Everyone who is saying that OP's child should have received input from his dad for his birthday is saying that dad should have split his money to be able to contribute to all of his children's birthdays....quite honestly, like OP has been doing for her son and SCs? We are saying all the children should be equal priority when it comes to making their birthdays special, even if the spend differs due to age.

The only people who are saying not to work together to support all children are those who are saying it's fine for OP's child to receive nothing from his dad?

rainbowstardrops · 19/01/2022 14:29

What a dick head! Definitely take your money and go on a nice term time holiday with your DS and friend.

funinthesun19 · 19/01/2022 14:33

I think certain posters are spitting their dummy out about the holiday op mentioned.

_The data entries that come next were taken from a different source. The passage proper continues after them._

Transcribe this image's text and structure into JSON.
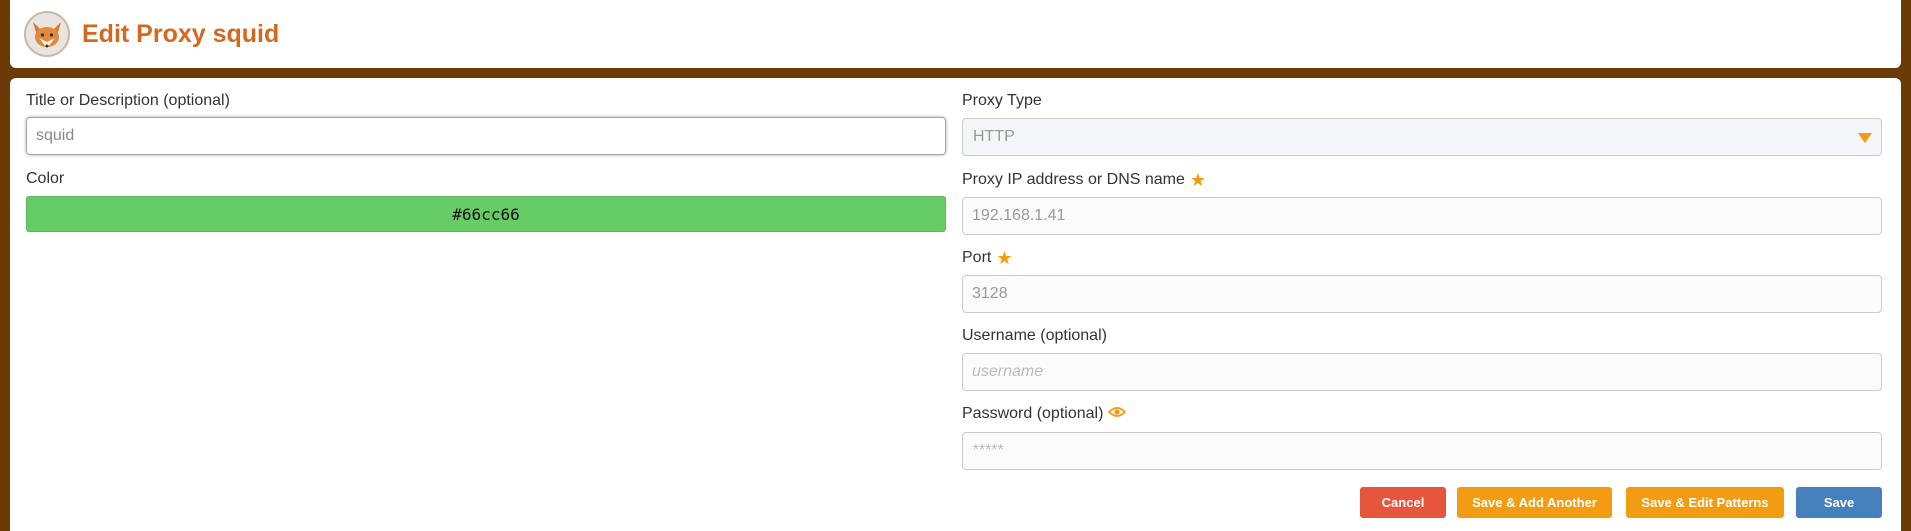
{
  "header": {
    "title": "Edit Proxy squid",
    "logo_icon": "fox-logo-icon"
  },
  "left": {
    "title_label": "Title or Description (optional)",
    "title_value": "squid",
    "color_label": "Color",
    "color_value": "#66cc66"
  },
  "right": {
    "proxy_type_label": "Proxy Type",
    "proxy_type_value": "HTTP",
    "address_label": "Proxy IP address or DNS name",
    "address_value": "192.168.1.41",
    "port_label": "Port",
    "port_value": "3128",
    "username_label": "Username (optional)",
    "username_placeholder": "username",
    "password_label": "Password (optional)",
    "password_placeholder": "*****"
  },
  "buttons": {
    "cancel": "Cancel",
    "save_add_another": "Save & Add Another",
    "save_edit_patterns": "Save & Edit Patterns",
    "save": "Save"
  },
  "colors": {
    "accent": "#f39c12",
    "title": "#d2691e",
    "background": "#6b3a06",
    "cancel": "#e8553d",
    "save": "#4781bd",
    "proxy_color": "#66cc66"
  }
}
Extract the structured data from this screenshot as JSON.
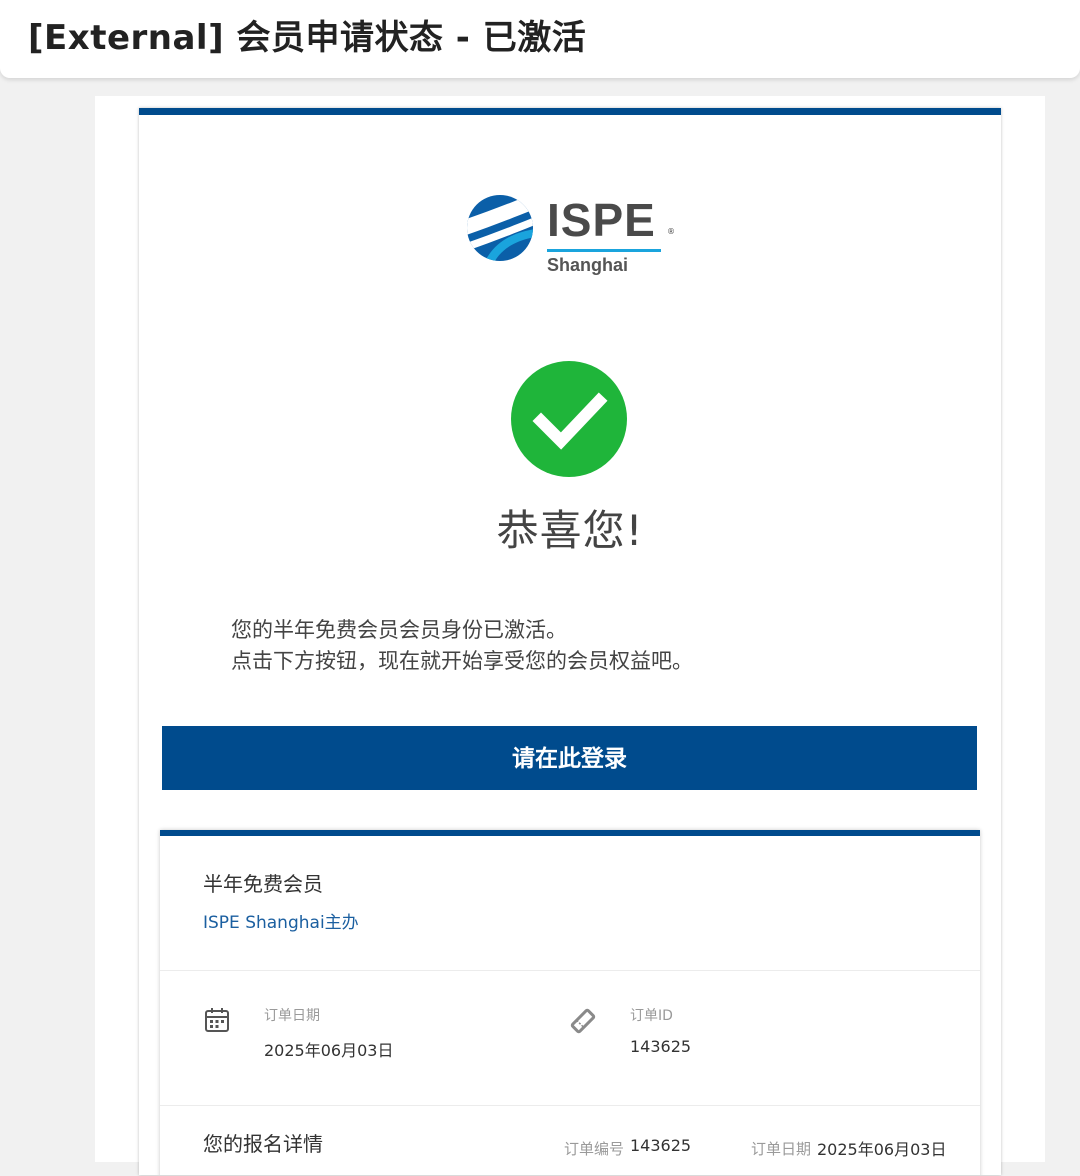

mommabear2386 · 19/01/2022 14:35

My DH has 3 older kids now (18, 16/15) we have 4 year old together.
Now the older ones do get loads more spent in terms of money for birthday and Christmas. BUT I do justify it as we spend loads on our child way way throughout the year on little trips/ weekends away / swimming / farms etc which we don't take the other.

Glitterygreen · 19/01/2022 14:40

@mommabear2386

My DH has 3 older kids now (18, 16/15) we have 4 year old together. Now the older ones do get loads more spent in terms of money for birthday and Christmas. BUT I do justify it as we spend loads on our child way way throughout the year on little trips/ weekends away / swimming / farms etc which we don't take the other.
Yeah but this is completely different.

OP is not arguing that it's unfair the older kids get more spent on them.

She is saying that it's unfair that her husband hasn't saved one penny to put towards their son's birthday while he's splashed out massively on his older ones.

She is fine that more is spent on the older ones as the stuff they want is more expensive - but that doesn't mean dad can check out of the younger child's birthday completely and leave it all to OP?

EKGEMS · 19/01/2022 14:51

I'm really impressed by you fighting for what's right for your little boy,@HighDowny! I'd use the trip with your dear friend and son and do some serious pondering if you would accept this behavior for the next 19 years. Hell you may not need to wait especially once your nitwit husband learns of your plans which I am certain might turn into a nuclear meltdown on his part. Stay strong

cherryonthecakes · 19/01/2022 15:02

@Muthalucka

I don’t think it’s the money it’s the lack of thought for your son
Some people have completely missed that this is the point.

She's not saying you spent £100 on dss so spend £100 on our child or judging the amount spent on dss

She's saying you know when your son's birthday is so set aside some money so he can have a nice day. Obviously we don't know the dad's finances but he saw what OP was planning and could have said that it was too expensive for him to pay 50% or something.

He paid ZERO for his younger child because he knew that OP would take up the slack. She's the one who is acting like a willing member of a blended family by contributing to dss Christmas presents.